The State is staring at expensive maize when replenishing the Strategic Food Reserve (SFR) stocks as the cost of staple continues to go up amid empty stores.
The government insists that it will not buy maize from farmers to refill the SFR, but will instead buy it at market rates from the National Cereals and Produce Board (NCPB).
The State has been buying maize before through NCPB for the SFR stocks, which needs to have a minimum of three million bags for emergency use in times of famine.
The maize is normally released to millers at lower cost to check the rising cost of maize flour to protect consumers.
The Ministry of Agriculture released the entire stocks that was in SFR last year to millers after the price of flour rose to a historic high of Sh130 for a two-kilo packet.
Agriculture Principal Secretary Hamadi Boga said the government will buy SFR maize from NCPB, which is currently purchasing the grain from farmers.
“We are not in any way going to get involved in the process of buying maize from farmers, but for SFR, if we need, we shall get it commercially from NCPB,” said Prof Boga.

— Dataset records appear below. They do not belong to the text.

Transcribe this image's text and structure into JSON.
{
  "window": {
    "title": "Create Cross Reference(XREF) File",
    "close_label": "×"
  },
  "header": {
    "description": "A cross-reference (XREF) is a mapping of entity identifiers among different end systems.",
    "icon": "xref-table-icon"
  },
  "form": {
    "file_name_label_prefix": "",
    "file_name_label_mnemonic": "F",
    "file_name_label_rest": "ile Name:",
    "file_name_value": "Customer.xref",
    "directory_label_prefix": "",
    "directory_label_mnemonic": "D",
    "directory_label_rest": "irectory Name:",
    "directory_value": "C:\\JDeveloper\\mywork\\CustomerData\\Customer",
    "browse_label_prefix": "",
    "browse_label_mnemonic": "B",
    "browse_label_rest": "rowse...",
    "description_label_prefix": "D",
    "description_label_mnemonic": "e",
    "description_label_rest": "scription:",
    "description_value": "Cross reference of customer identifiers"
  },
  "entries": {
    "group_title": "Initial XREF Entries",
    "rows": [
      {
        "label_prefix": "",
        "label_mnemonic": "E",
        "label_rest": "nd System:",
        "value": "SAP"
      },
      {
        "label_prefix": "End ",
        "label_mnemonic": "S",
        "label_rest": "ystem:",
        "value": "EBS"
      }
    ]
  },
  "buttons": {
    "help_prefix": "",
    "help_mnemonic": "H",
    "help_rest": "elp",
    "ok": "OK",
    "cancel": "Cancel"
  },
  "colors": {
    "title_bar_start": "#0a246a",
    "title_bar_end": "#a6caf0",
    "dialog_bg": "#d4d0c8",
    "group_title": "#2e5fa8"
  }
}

NCPB is buying maize at Sh2,500 for a 90-kilo bag, forcing the traders to respond with higher prices in order to get supplies from farmers.
For instance, in the North Rift, traders and millers are paying Sh2,700 for a 90-kilo bag to woo farmers who are keen on selling their produce at a higher price.
The move implies that NCPB will have a difficult time in getting supplies from farmers, making it difficult for the agency to attain a minimum of a million bags that it is targeting to buy from growers in last season’s crop that began in October.
Millers have already warned of a tight supply of maize in the market come next month, arguing that the move will see the cost of flour go up.
The price of flour has fallen this month because of high supply of maize and low demand from consumers.